Hello Everyone! I picked this Rollfast Tandem up today and wanted to get it back in shape for my wife and I to do some riding. Wondering if someone could take a look and give me some general info on this bike. Someone has repainted the frame and fenders and you can see tiny bubble marks in the finish. I have read that messing with the original paint job devalues a bike but since it has already been done so in the past it would not be detrimental to give it a better look. I think most of the original parts are there but not sure if the grips and pedals are original. Any thoughts on this as well as date of manufacture would be greatly appreciated!
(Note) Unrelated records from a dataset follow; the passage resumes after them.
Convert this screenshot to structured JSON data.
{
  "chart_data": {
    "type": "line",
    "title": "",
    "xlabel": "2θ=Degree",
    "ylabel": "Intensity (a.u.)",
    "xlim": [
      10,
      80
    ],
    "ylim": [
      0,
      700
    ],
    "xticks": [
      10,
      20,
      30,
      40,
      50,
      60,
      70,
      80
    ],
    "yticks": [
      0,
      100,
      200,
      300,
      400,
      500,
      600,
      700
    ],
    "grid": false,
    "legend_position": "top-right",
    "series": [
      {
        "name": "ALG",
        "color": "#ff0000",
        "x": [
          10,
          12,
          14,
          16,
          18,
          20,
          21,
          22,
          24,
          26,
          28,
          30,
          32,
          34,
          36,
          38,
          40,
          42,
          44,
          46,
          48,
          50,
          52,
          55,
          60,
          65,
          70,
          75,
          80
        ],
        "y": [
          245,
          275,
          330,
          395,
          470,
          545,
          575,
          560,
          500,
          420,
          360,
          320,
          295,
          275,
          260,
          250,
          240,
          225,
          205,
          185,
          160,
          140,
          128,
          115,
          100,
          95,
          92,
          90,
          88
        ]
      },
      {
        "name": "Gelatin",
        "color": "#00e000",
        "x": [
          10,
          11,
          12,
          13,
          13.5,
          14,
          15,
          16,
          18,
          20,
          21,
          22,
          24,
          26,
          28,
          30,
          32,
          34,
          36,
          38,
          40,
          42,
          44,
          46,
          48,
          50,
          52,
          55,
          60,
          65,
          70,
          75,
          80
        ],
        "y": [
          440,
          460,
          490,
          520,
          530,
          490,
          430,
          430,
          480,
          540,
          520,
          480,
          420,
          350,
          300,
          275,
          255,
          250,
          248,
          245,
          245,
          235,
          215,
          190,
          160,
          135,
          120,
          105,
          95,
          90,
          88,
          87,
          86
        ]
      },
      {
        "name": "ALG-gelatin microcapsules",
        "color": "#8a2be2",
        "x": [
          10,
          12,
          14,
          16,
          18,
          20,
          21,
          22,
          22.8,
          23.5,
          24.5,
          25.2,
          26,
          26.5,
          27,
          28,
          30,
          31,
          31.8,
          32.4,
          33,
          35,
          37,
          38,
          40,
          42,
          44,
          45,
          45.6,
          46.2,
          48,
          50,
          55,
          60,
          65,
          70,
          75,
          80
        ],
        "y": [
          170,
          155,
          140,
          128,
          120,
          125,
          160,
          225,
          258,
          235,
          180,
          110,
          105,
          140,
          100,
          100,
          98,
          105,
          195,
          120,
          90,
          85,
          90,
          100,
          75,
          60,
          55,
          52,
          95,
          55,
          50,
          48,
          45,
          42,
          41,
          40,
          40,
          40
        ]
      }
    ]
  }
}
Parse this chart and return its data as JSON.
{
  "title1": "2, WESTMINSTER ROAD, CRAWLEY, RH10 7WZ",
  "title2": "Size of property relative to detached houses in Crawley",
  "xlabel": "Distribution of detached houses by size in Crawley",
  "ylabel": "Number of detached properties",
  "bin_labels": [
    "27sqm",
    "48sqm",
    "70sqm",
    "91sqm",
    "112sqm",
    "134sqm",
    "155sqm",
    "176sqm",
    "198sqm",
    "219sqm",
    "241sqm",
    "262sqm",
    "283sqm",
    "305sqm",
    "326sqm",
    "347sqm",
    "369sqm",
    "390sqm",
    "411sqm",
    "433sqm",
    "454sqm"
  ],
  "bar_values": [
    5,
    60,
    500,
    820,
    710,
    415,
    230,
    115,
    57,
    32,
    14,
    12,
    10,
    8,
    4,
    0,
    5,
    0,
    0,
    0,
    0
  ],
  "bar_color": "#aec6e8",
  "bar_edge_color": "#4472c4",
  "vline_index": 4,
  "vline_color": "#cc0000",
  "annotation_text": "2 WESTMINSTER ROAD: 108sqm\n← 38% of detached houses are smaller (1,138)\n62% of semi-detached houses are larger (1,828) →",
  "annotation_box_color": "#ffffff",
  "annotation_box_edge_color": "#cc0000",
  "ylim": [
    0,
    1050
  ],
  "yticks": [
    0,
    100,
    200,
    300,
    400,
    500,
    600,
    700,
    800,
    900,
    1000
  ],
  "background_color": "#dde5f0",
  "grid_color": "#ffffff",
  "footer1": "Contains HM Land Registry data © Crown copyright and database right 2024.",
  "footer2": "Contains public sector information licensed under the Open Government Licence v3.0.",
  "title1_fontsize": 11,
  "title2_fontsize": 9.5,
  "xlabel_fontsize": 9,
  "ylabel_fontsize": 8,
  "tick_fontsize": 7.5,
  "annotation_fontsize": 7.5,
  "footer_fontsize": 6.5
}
I believe it could be from around 1964 as I saw a catalog online and the picture was very similiar to mine.

Other info: 
SE C150660 number located at rear axel mount
R573 number located underside of passenger bottom bracket

Jim&Beth


----------



## The New Guy (Jul 8, 2013)

Hi Jim, I've seen a couple of similar bikes to this and I'd say early 60's is a good guess.  Provided you are just getting it into shape for riding, there is no reason not to repaint it, or adjust it more to your liking.  As far as I know there isn't a huge value here, or a big collectors market for bikes like this, and as you've said, it's already been repainted.  Can't really tell you about the gears or pedals but I suspect there is a spec sheet in the catalog you found it in.  So you can try to compare.

All the best,

Doc.


----------



## Adamtinkerer (Jul 9, 2013)

Looks like a Schwinn fork.


----------



## jimg (Jul 30, 2013)

Thanks for the reply Doc and Adam.  Having a blast getting this bike into shape for the wife and I to ride! Seems to be perfect for the beginner to wrench on!  Yes Doc, the Schwinn and Rollfast forks look quite similar.....Jim


----------